Illinois Gov. Pat Quinn signed a bill Monday that expands current legislation mandating the recording of homicide interrogations to include people suspected in any of eight violent felonies, including aggravated criminal sexual assault, aggravated battery with a gun and armed robbery, reported the
Under the new law, which will be implemented over the next three years and completed by June 2016, courts will presume inadmissible any statement a suspect in one of the specified felonies makes unless the interrogation is recorded.
While there is some concern from Chicago police about funding the expansion, Mayor Rahn Emanuel and Superintended Garry McCarthy are in favor of the new law. For law enforcement agencies, recording interrogations can prevent disputes about how a suspect was treated and deter officers from using illegal tactics to secure a confession.

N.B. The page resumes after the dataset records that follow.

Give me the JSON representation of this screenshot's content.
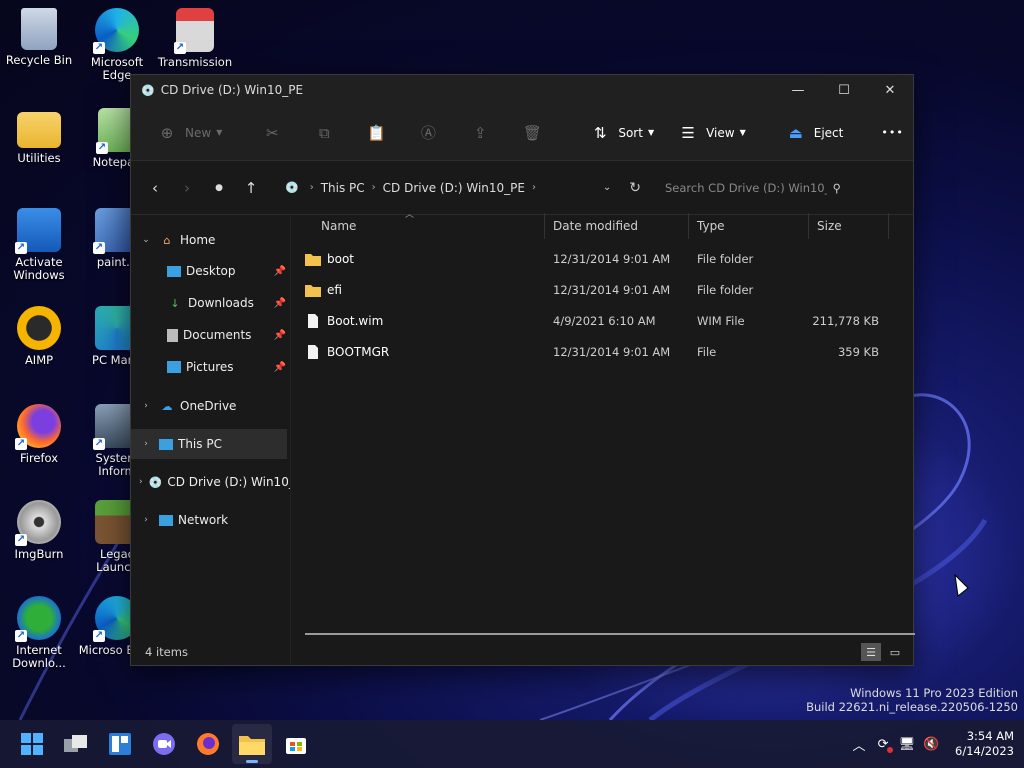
{
  "desktop": {
    "icons": [
      {
        "label": "Recycle Bin",
        "name": "recycle-bin-icon"
      },
      {
        "label": "Microsoft Edge",
        "name": "edge-icon"
      },
      {
        "label": "Transmission",
        "name": "transmission-icon"
      },
      {
        "label": "Utilities",
        "name": "folder-icon"
      },
      {
        "label": "Notepad",
        "name": "notepad-icon"
      },
      {
        "label": "Activate Windows",
        "name": "activate-windows-icon"
      },
      {
        "label": "paint.n",
        "name": "paint-icon"
      },
      {
        "label": "AIMP",
        "name": "aimp-icon"
      },
      {
        "label": "PC Mana",
        "name": "pc-manager-icon"
      },
      {
        "label": "Firefox",
        "name": "firefox-icon"
      },
      {
        "label": "System Inform",
        "name": "system-info-icon"
      },
      {
        "label": "ImgBurn",
        "name": "imgburn-icon"
      },
      {
        "label": "Legac Launch",
        "name": "legacy-launcher-icon"
      },
      {
        "label": "Internet Downlo...",
        "name": "idm-icon"
      },
      {
        "label": "Microso Edge",
        "name": "edge-icon"
      }
    ]
  },
  "window": {
    "title": "CD Drive (D:) Win10_PE",
    "controls": {
      "minimize": "—",
      "maximize": "☐",
      "close": "✕"
    }
  },
  "toolbar": {
    "new_label": "New",
    "sort_label": "Sort",
    "view_label": "View",
    "eject_label": "Eject",
    "more_label": "•••"
  },
  "address": {
    "segments": [
      "This PC",
      "CD Drive (D:) Win10_PE"
    ],
    "search_placeholder": "Search CD Drive (D:) Win10_..."
  },
  "nav": {
    "home": "Home",
    "quick_access": [
      "Desktop",
      "Downloads",
      "Documents",
      "Pictures"
    ],
    "onedrive": "OneDrive",
    "this_pc": "This PC",
    "cd_drive": "CD Drive (D:) Win10_",
    "network": "Network"
  },
  "columns": {
    "name": "Name",
    "date": "Date modified",
    "type": "Type",
    "size": "Size"
  },
  "files": [
    {
      "name": "boot",
      "date": "12/31/2014 9:01 AM",
      "type": "File folder",
      "size": "",
      "kind": "folder"
    },
    {
      "name": "efi",
      "date": "12/31/2014 9:01 AM",
      "type": "File folder",
      "size": "",
      "kind": "folder"
    },
    {
      "name": "Boot.wim",
      "date": "4/9/2021 6:10 AM",
      "type": "WIM File",
      "size": "211,778 KB",
      "kind": "file"
    },
    {
      "name": "BOOTMGR",
      "date": "12/31/2014 9:01 AM",
      "type": "File",
      "size": "359 KB",
      "kind": "file"
    }
  ],
  "status": {
    "item_count": "4 items"
  },
  "watermark": {
    "line1": "Windows 11 Pro 2023 Edition",
    "line2": "Build 22621.ni_release.220506-1250"
  },
  "clock": {
    "time": "3:54 AM",
    "date": "6/14/2023"
  },
  "colors": {
    "accent": "#4a9eff",
    "folder": "#f2c14e",
    "window_bg": "#191919"
  }
}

An unlikely supporter of the bill is Cook County State’s Attorney Anita Alvarez who told the Tribune that a recorded interrogation is “an awesome piece of evidence.” Cook County was plagued by wrongful convictions in the “Englewood Four” and “Dixmoor Five” cases when false confessions were elicited from young innocent men. Years later, DNA testing proved all nine men innocent and revealed that only one perpetrator had committed each crime. Alvarez was resistant to overturn the convictions.
Lake County has also had a problem with false confessions, with three of the four wrongful convictions later overturned by DNA evidence since 2010 having been caused in part by false confessions.
Lake County State’s Attorney Mike Nerheim, who took over the office after those cases fell apart, said he supports the new law, though he said he would support an even broader bill that would call for the recording of all interrogations.
“I hope that’s where we’re headed. I think (that’s) where we should go,” he said.